12 December, 2007

Changing Gears

Now healthcare. The CBO is testifying before Congress tomorrow on long-term budget predictions. Here is an article in WSJ where Peter Orszag says:

The fiscal gap does not arise, as many believe, primarily from the coming retirement of the baby boomers. Rather, the rate at which health-care costs grow will be the primary determinant of the nation's long-term budget picture.

And then:

Moving the nation toward a more efficient health system inevitably will be a process in which policy steps are tried, evaluated and maybe reconsidered. Beginning that arduous process now is essential to securing the nation's long-term economic future.

Arnold Kling at EconLog comments:

I agree.
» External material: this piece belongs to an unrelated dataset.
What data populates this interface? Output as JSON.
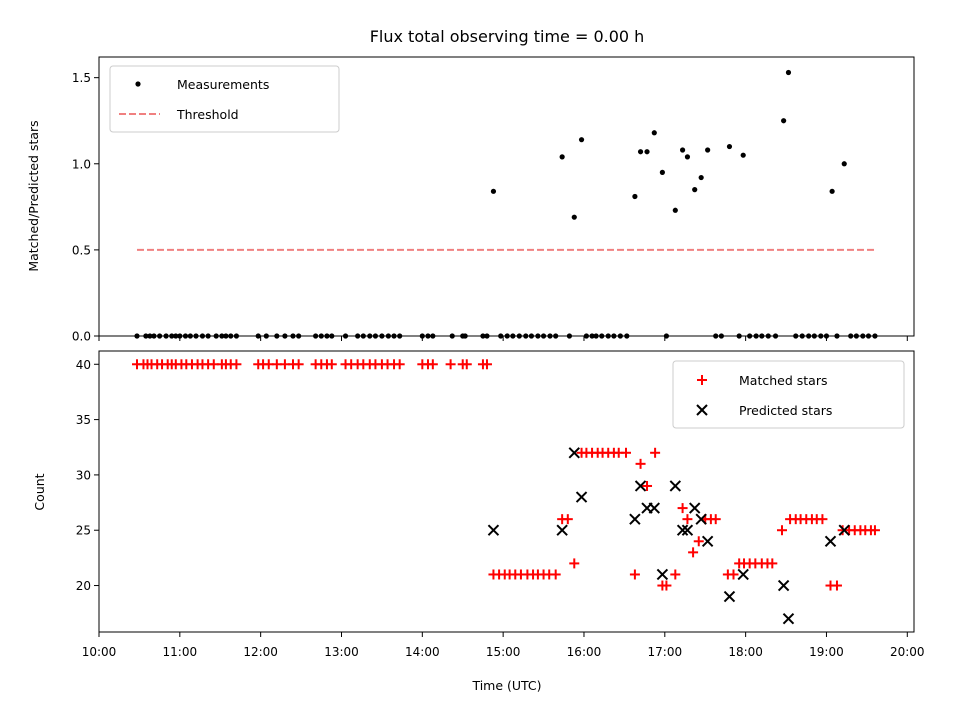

However, I think this makes government a poor candidate for leading health care reform. The government is not very good at trial-and-error learning. Politically, the survival of a system is likely to be related inversely to its effectiveness. If a system does not cost much and yet it pressures doctors to change their behavior, they will lobby to kill it. On the other hand, in the UK, a new incentive system generates large pay increases for doctors with little change in behavior. In that case, doctors will lobby to keep it.


With markets, "trial and error" works, because error gets killed off. With politics, error often survives.

I love the last line.

My fellow bloggers need to increase their productivity. Even I’m getting tired of the libertarian rants.